LA CHAMBRE DE PREMIÈRE INSTANCE du Tribunal international chargé de poursuivre les personnes présumées responsables de violations graves du droit international humanitaire commises sur le territoire de l’ex-Yougoslavie depuis 1991 (le « Tribunal international »),

VU la « Requête de l’Accusation aux fins de prorogation de délai pour contacter les témoins » déposée à titre confidentiel par le Bureau du Procureur (« l’Accusation ») le 1er mars 2002 (la « Requête »),

VU la « Décision relative à la requête de l’Accusation aux fins de mesures de protection provisoires » rendue le 19 février 2002 (la « Décision ») dans laquelle la Chambre de première instance a ordonné, entre autres, ce qui suit :

1) Les témoins bénéficiant de mesures de protection dans d’autres affaires portées devant le Tribunal en conserveront le bénéfice. Les noms de ces témoins figurent sur la liste A jointe à la présente Décision, et déposée à titre confidentiel et ex parte.
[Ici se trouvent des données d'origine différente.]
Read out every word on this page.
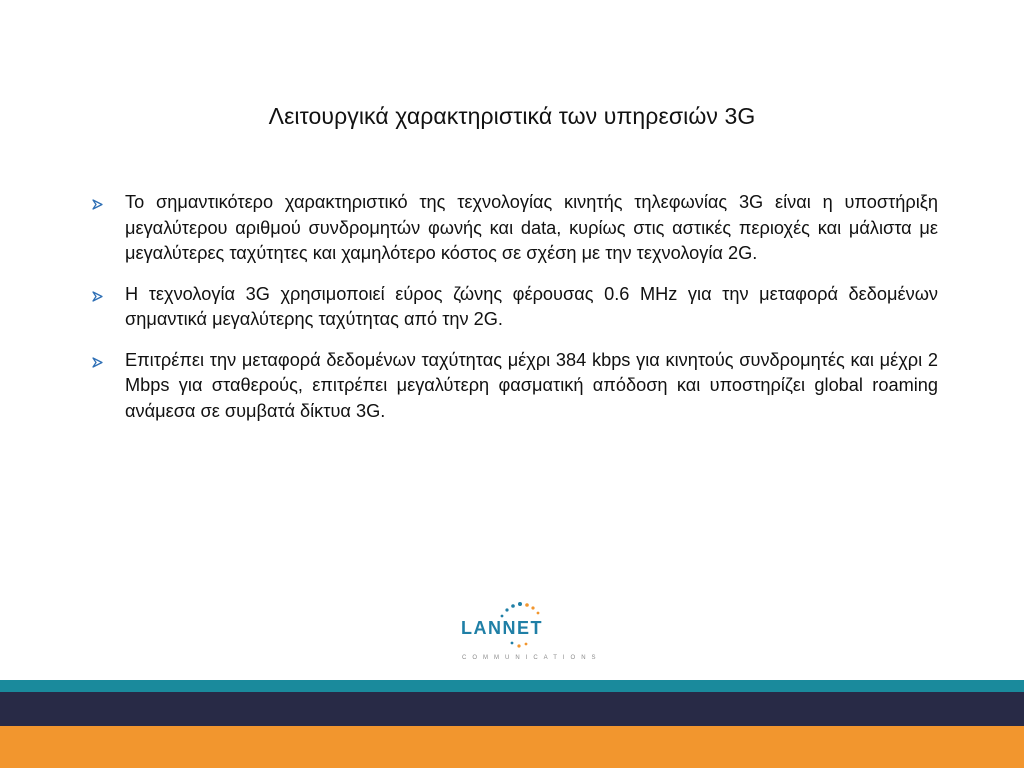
Λειτουργικά χαρακτηριστικά των υπηρεσιών 3G
Το σημαντικότερο χαρακτηριστικό της τεχνολογίας κινητής τηλεφωνίας 3G είναι η υποστήριξη μεγαλύτερου αριθμού συνδρομητών φωνής και data, κυρίως στις αστικές περιοχές και μάλιστα με μεγαλύτερες ταχύτητες και χαμηλότερο κόστος σε σχέση με την τεχνολογία 2G.
Η τεχνολογία 3G χρησιμοποιεί εύρος ζώνης φέρουσας 0.6 MHz για την μεταφορά δεδομένων σημαντικά μεγαλύτερης ταχύτητας από την 2G.
Επιτρέπει την μεταφορά δεδομένων ταχύτητας μέχρι 384 kbps για κινητούς συνδρομητές και μέχρι 2 Mbps για σταθερούς, επιτρέπει μεγαλύτερη φασματική απόδοση και υποστηρίζει global roaming ανάμεσα σε συμβατά δίκτυα 3G.
LANNET
COMMUNICATIONS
2) Pour ce qui est des 167 autres témoins sur les 202 faisant l’objet de la demande de mesures de protection, l’Accusation communiquera à l’accusé, le 5 mars 2002 au plus tard, c’est-à-dire dans les 14 jours de la présente Décision, une copie non expurgée de toutes les déclarations ou documents, étant entendu que si, dans l’intervalle, elle demande des mesures de protection pour certains documents ou déclarations de témoin, elle n’aura pas à communiquer les copies non expurgées des documents ou déclarations en question tant que la Chambre de première instance n’aura pas tranché la requête, et sous réserve de toute ordonnance y afférente. Les noms de ces témoins figurent sur la liste B jointe à la présente Décision, et déposée à titre confidentiel et ex parte. Les noms des autres témoins, ne faisant pas l’objet de la demande de mesures de protection provisoires, figurent sur la liste C jointe à la présente Décision.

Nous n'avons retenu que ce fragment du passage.